Parallelism In The SeqAn Library: Patterns for Parallelization
A brief summary of patterns for parallelization, based on [Massingill et al. 2000].
Finding Concurrency
Decomposition
Task decomposition
Identify functional units that can be computed independently/in parallel.
Tasks may map to
function calls or
independent loop iterations.
Data decomposition
Identify physically continuous blocks of data to operate on, partition the data appropriately and assign a task for each partition.
For example, decompose loops into independent tasks for each iteration, or partition loop/data into chunks and assign one task to each chunk.
Dependency analysis
Task grouping
Aggregate tasks to form task groups, thus reducing granularity.
“Tasks that correspond to a high-level operation naturally group together.”
Merge tasks that share the same constraints (shared data …).
Task ordering
Identify ordering constraints between task groups:
- Tasks that need to execute concurrently.
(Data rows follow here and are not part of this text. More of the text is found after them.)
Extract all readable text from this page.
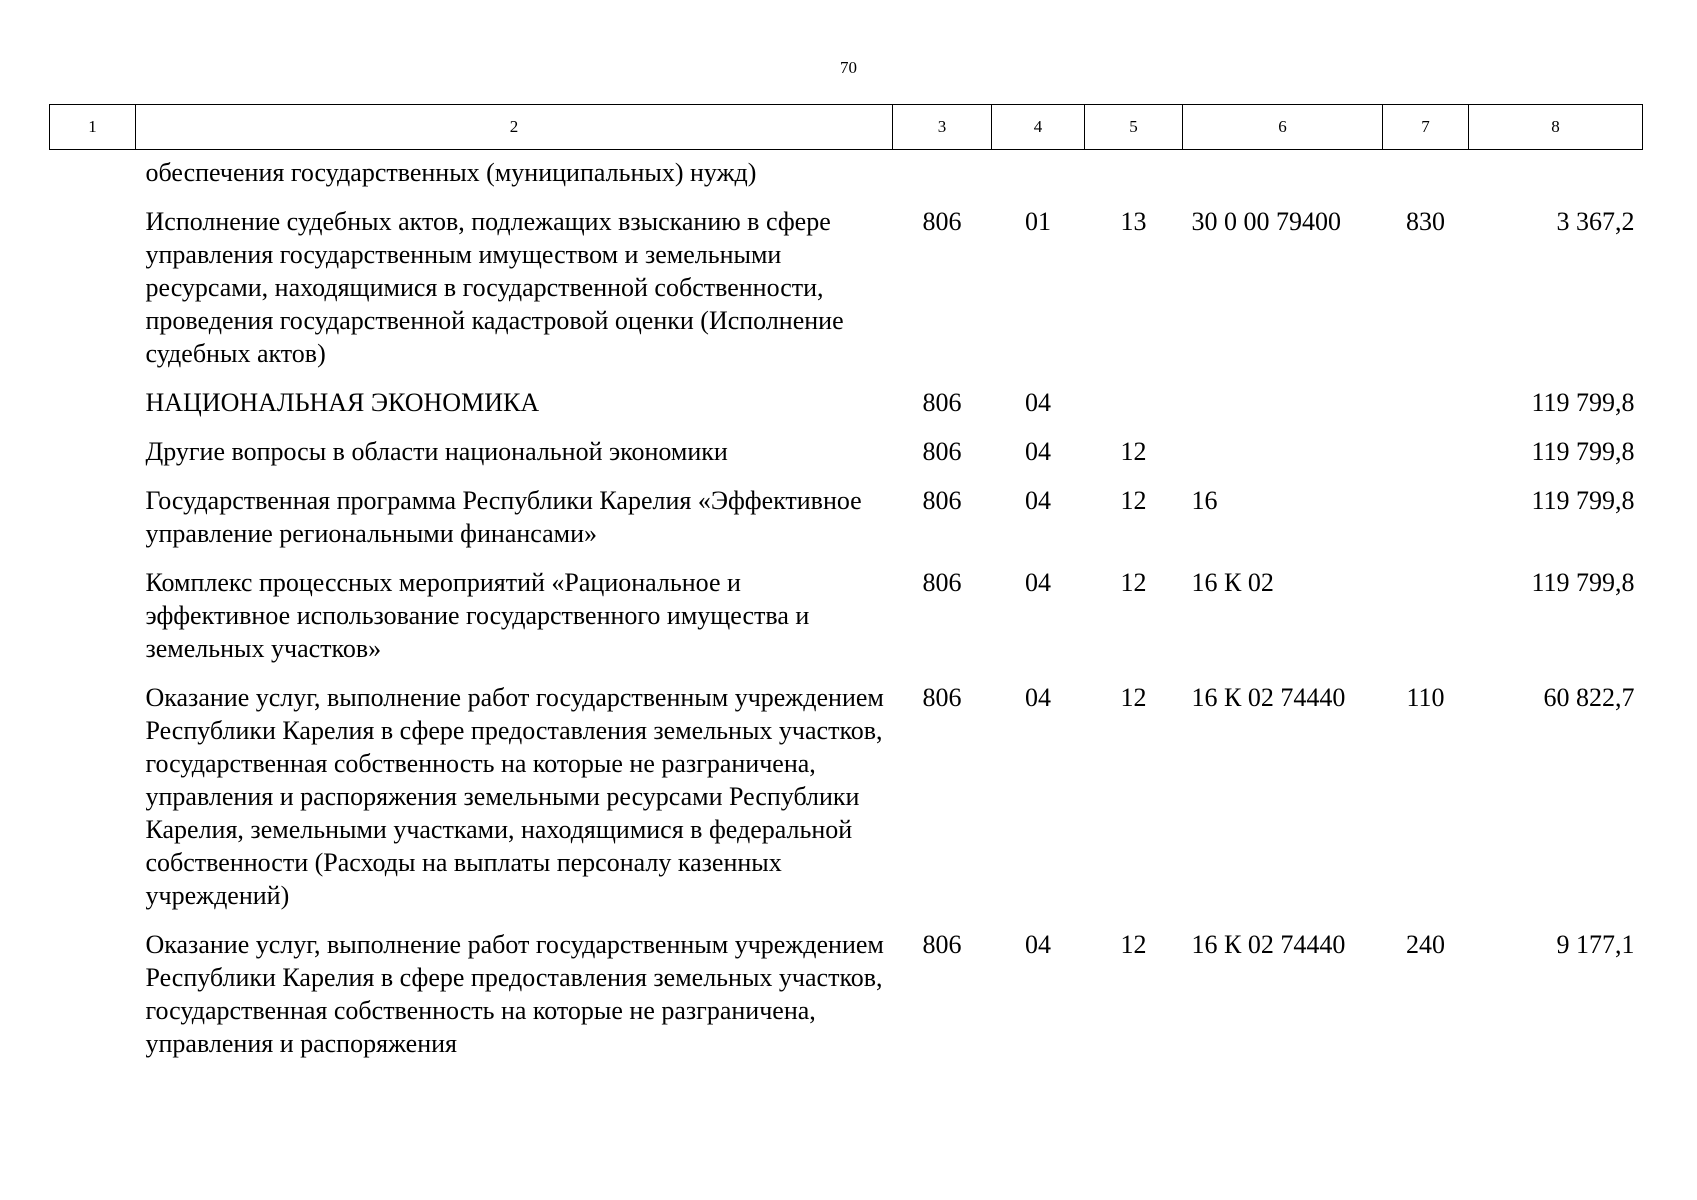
70
1	2	3	4	5	6	7	8
	обеспечения государственных (муниципальных) нужд)						
	Исполнение судебных актов, подлежащих взысканию в сфере управления государственным имуществом и земельными ресурсами, находящимися в государственной собственности, проведения государственной кадастровой оценки (Исполнение судебных актов)	806	01	13	30 0 00 79400	830	3 367,2
	НАЦИОНАЛЬНАЯ ЭКОНОМИКА	806	04				119 799,8
	Другие вопросы в области национальной экономики	806	04	12			119 799,8
	Государственная программа Республики Карелия «Эффективное управление региональными финансами»	806	04	12	16		119 799,8
	Комплекс процессных мероприятий «Рациональное и эффективное использование государственного имущества и земельных участков»	806	04	12	16 К 02		119 799,8
	Оказание услуг, выполнение работ государственным учреждением Республики Карелия в сфере предоставления земельных участков, государственная собственность на которые не разграничена, управления и распоряжения земельными ресурсами Республики Карелия, земельными участками, находящимися в федеральной собственности (Расходы на выплаты персоналу казенных учреждений)	806	04	12	16 К 02 74440	110	60 822,7
	Оказание услуг, выполнение работ государственным учреждением Республики Карелия в сфере предоставления земельных участков, государственная собственность на которые не разграничена, управления и распоряжения	806	04	12	16 К 02 74440	240	9 177,1
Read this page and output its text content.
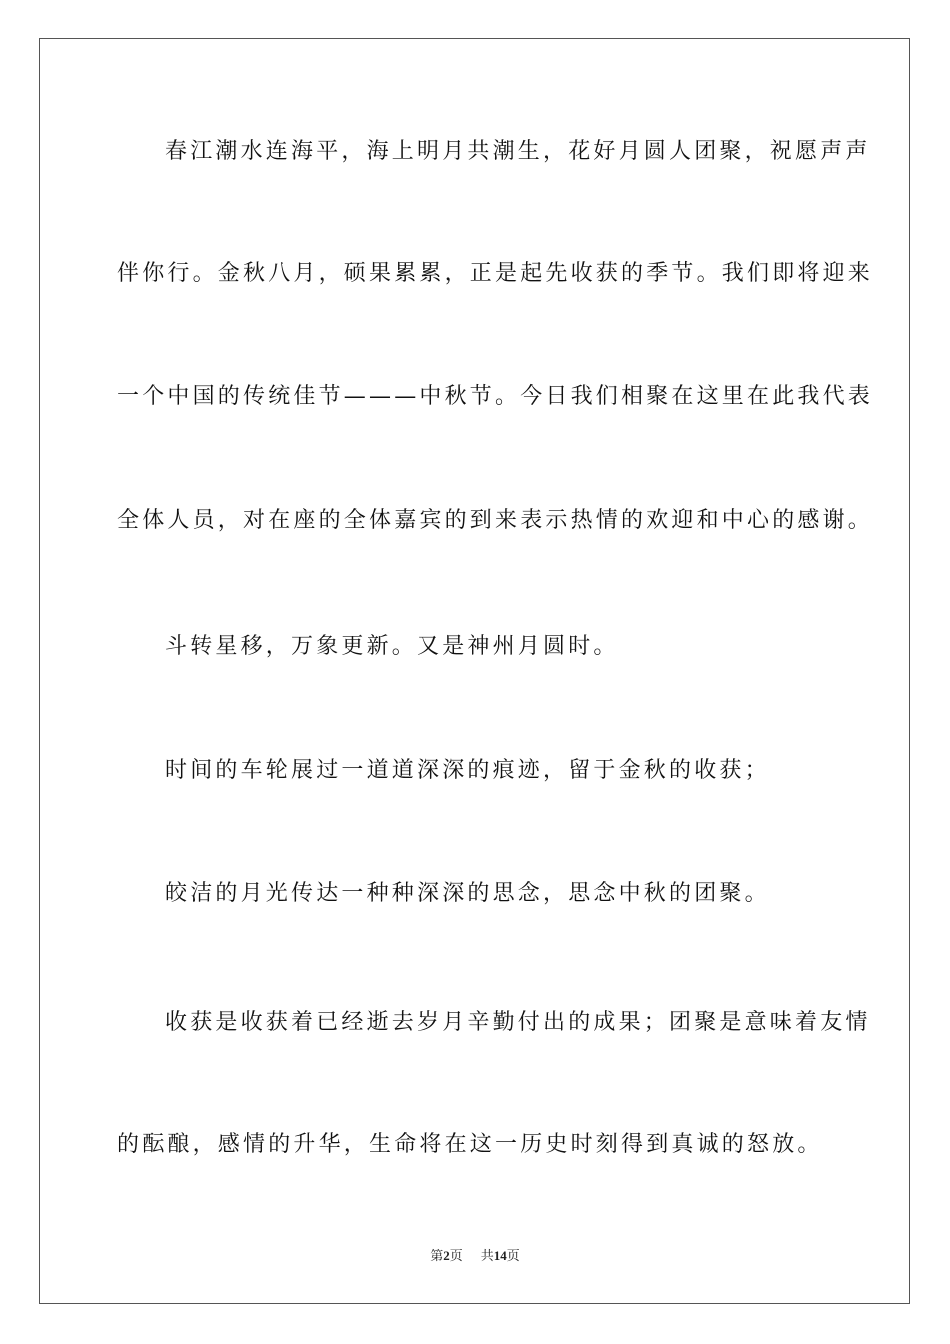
春江潮水连海平，海上明月共潮生，花好月圆人团聚，祝愿声声
伴你行。金秋八月，硕果累累，正是起先收获的季节。我们即将迎来
一个中国的传统佳节———中秋节。今日我们相聚在这里在此我代表
全体人员，对在座的全体嘉宾的到来表示热情的欢迎和中心的感谢。
斗转星移，万象更新。又是神州月圆时。
时间的车轮展过一道道深深的痕迹，留于金秋的收获；
皎洁的月光传达一种种深深的思念，思念中秋的团聚。
收获是收获着已经逝去岁月辛勤付出的成果；团聚是意味着友情
的酝酿，感情的升华，生命将在这一历史时刻得到真诚的怒放。
第2页 共14页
- Tasks that need to execute sequentially because the second depends on the results of the first.
- Absence of any constraints between sets of tasks.
Data sharing
Identify which data is
- Task local
- Shared, but read-only
- Effectively task local (i.e. partitioned into subsets corresponding to tasks)
- Read/write
Identify border regions where data sets of different tasks overlap.
Evaluation
- How many PEs are available?
- How are data structures shared among PEs?
- What does the target architecture imply about the # of UE and how structures are shared among them?
- Will the time spent doing useful work in a task be significantly greater than the time taken to deal with dependencies?
Design quality
- Flexibility
- Efficiency
- Simplicity
Preparation for the next phase
- How regular are the tasks and their data dependencies?
- Are interactions between tasks (groups) synchronous or asynchronous?
- Are the tasks grouped in the best way?
Algorithm Structure
Organized by …
… tasks
- Task parallelism
- Divide and conquer
… data decomposition
- Geometric decomposition
- Recursive decomposition
- Domain decomposition
… flow of data
- Pipeline – Each stage should take approximately the same time. Subsequent stages execute in parallel (communication via queue). Replicate stateless stages to augment parallelism.
- Event-based coordinaton
Supporting Structures
Program structures
- Master/worker
- static: each worker works on one task only, then returns
- dynamic: workers on standby until they receive work via input queue, process work, push into output queue, idle.
- Producer/consumer
- Fixed-size queue
- Consumers wait while queue empty; producers wait while queue full
- Requires synchronizing guards
- Loop parallelism
- Fork/join
- Leader/follower
- Work stealing
- Asynchronous round-robin
- Global round-robin
- Random polling
Literature
- [Massingill et al., 2000] B. L. Massingill, T. G. Mattson, and B. A. Sanders. Patterns for finding concurrency for parallel application programs. In 7th. Pattern Languages of Programs Conference (PLOP 2000), 2000.
- [Kumar et al., 1994] V. Kumar, A. Grama, A. Gupta, G Karypis, Introduction to parallel computing: Design and analysis of algorithms, The Benjamin/Cummings Publishing Company, Inc. (Redwood City, California), 1994.